SYSTEMIC AUTHORSHIP - ILLUSION OF AGENCY
  • In the talk, Gallant also makes the assertion that it was important to the design team to be able to continue to exert a controllable degree of authorship over each encounter. I'd like to examine how systems can accommodate for such tight authorship when required.
  • The solution is heavily dependent on level design based indirect control. I think it is safe to say the more vast the encounter space, the harder it is to author.
  • For example, consider the following encounter (Reunion) :

  • From the player's perspective this may seem like a pretty open space at first glance. However, there are really only two arteries that run through this space. It roughly corresponds to the following layout :
  • The furthest defender is an RPG wielding bad ass so he's pretty much your directional indicator. The natural behavior from this layout is to use one of the first two cover points to get a better layout of the land.
 
  • At this stage, the player is forced to choose one of the two arteries that cut through the level. However, the game employs a few tricks to force the player into the decision it wants her to make, i.e., select the elevated path :
  1. Each of the cover points are destructible forcing the player to shuffle right, i.e. towards the "right" path.

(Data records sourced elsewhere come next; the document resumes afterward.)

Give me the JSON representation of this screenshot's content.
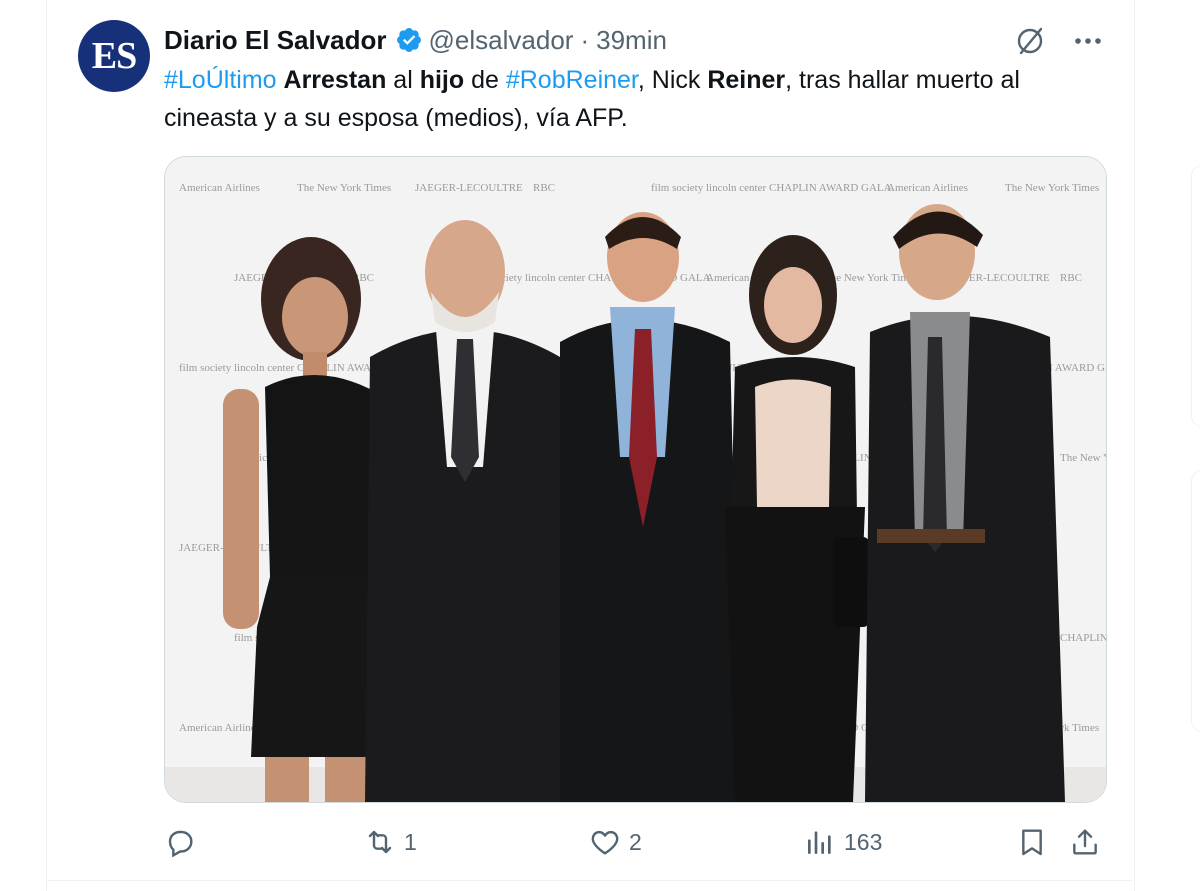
{
  "author": {
    "avatar_text": "ES",
    "display_name": "Diario El Salvador",
    "handle": "@elsalvador",
    "separator": "·",
    "time": "39min",
    "verified_color": "#1d9bf0",
    "avatar_color": "#17307a"
  },
  "tweet": {
    "segments": [
      {
        "text": "#LoÚltimo",
        "style": "hashtag"
      },
      {
        "text": " ",
        "style": "plain"
      },
      {
        "text": "Arrestan",
        "style": "bold"
      },
      {
        "text": " al ",
        "style": "plain"
      },
      {
        "text": "hijo",
        "style": "bold"
      },
      {
        "text": " de ",
        "style": "plain"
      },
      {
        "text": "#RobReiner",
        "style": "hashtag"
      },
      {
        "text": ", Nick ",
        "style": "plain"
      },
      {
        "text": "Reiner",
        "style": "bold"
      },
      {
        "text": ", tras hallar muerto al cineasta y a su esposa (medios), vía AFP.",
        "style": "plain"
      }
    ]
  },
  "media": {
    "backdrop_logos": [
      "American Airlines",
      "The New York Times",
      "JAEGER-LECOULTRE",
      "RBC",
      "film society lincoln center",
      "CHAPLIN AWARD GALA"
    ]
  },
  "actions": {
    "reply_count": "",
    "retweet_count": "1",
    "like_count": "2",
    "views_count": "163"
  },
  "icons": {
    "grok": "grok-icon",
    "more": "more-icon",
    "reply": "reply-icon",
    "retweet": "retweet-icon",
    "like": "heart-icon",
    "views": "analytics-icon",
    "bookmark": "bookmark-icon",
    "share": "share-icon"
  },
  "colors": {
    "accent": "#1d9bf0",
    "muted": "#536471",
    "text": "#0f1419"
  }
}
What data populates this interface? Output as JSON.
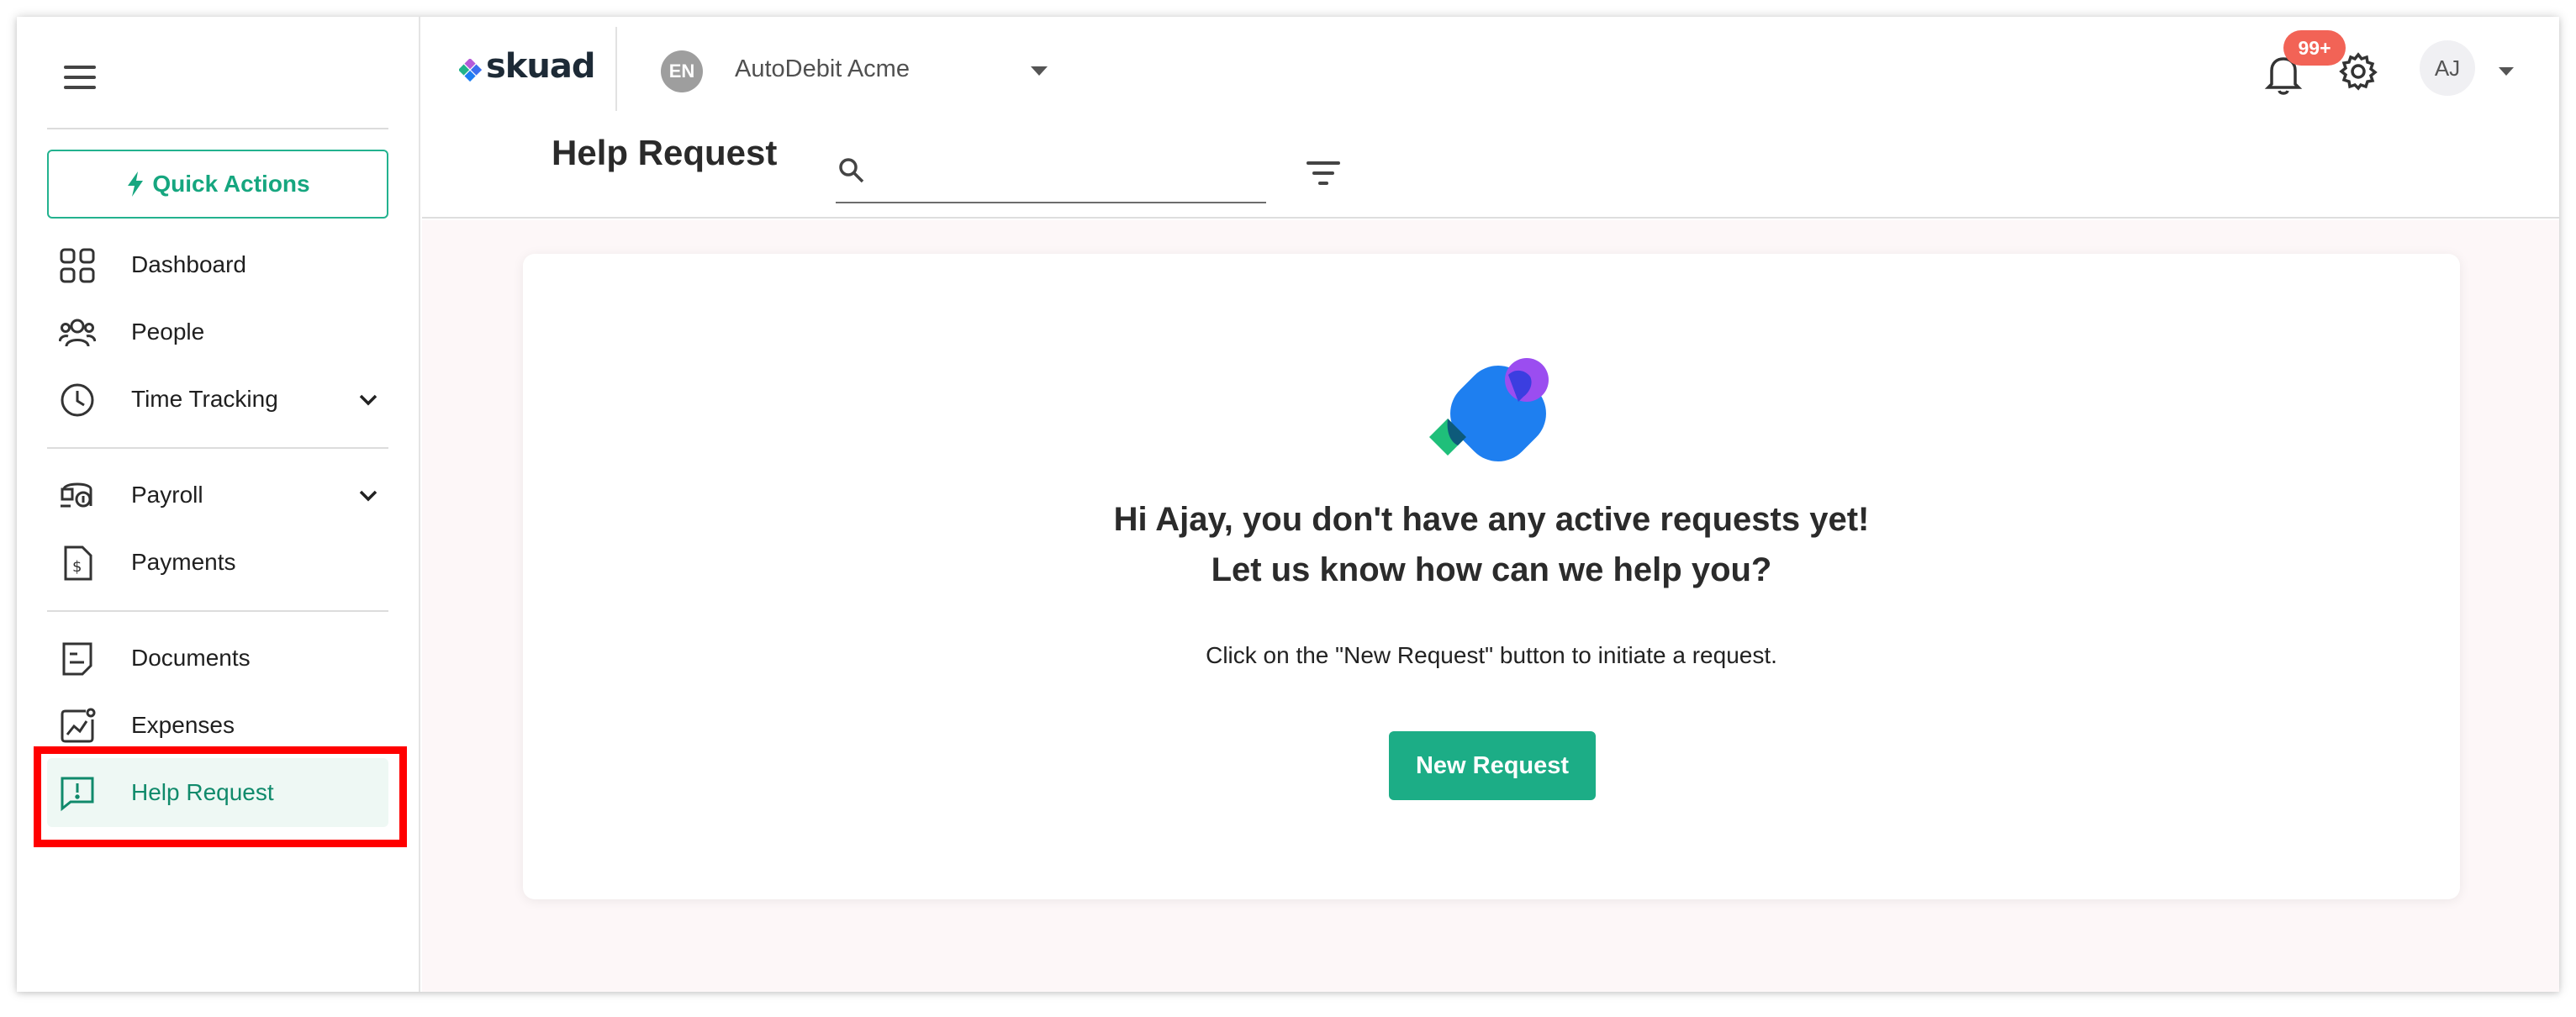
{
  "sidebar": {
    "quick_actions_label": "Quick Actions",
    "items": [
      {
        "label": "Dashboard",
        "icon": "grid-icon"
      },
      {
        "label": "People",
        "icon": "people-icon"
      },
      {
        "label": "Time Tracking",
        "icon": "clock-icon",
        "expandable": true
      },
      {
        "label": "Payroll",
        "icon": "payroll-icon",
        "expandable": true
      },
      {
        "label": "Payments",
        "icon": "dollar-document-icon"
      },
      {
        "label": "Documents",
        "icon": "document-icon"
      },
      {
        "label": "Expenses",
        "icon": "chart-icon"
      },
      {
        "label": "Help Request",
        "icon": "help-message-icon",
        "active": true
      }
    ]
  },
  "header": {
    "logo_text": "skuad",
    "org_badge": "EN",
    "org_name": "AutoDebit Acme",
    "notifications_badge": "99+",
    "avatar_initials": "AJ",
    "page_title": "Help Request",
    "search_value": ""
  },
  "main": {
    "headline_line1": "Hi Ajay, you don't have any active requests yet!",
    "headline_line2": "Let us know how can we help you?",
    "subtext": "Click on the \"New Request\" button to initiate a request.",
    "new_request_label": "New Request"
  },
  "colors": {
    "brand_green": "#1cad86",
    "annotation_red": "#ff0000",
    "notification_red": "#f26356",
    "active_bg": "#eef8f4"
  }
}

  2. Incoming engagers and defenders reinforce the decision to go right to gain additional cover.
  3. The nature of the layout is sufficiently clear for the player to decipher vantage ability.
  • Once the player has climbed onto the ledges, the game is now poised to counter the player with tailored scenarios made possible systemically. For example :
    • The player hanging on the ledge triggers an ambusher setting the player up for an over the ledge gun shot.
   
    • Similarly, the player jumping thresholds triggers ambushers on a different vertical axes as shown below. Additionally, killing the ambusher allows the defenders to be reassigned to engagers further pressing the player to utilize his vertical vantage.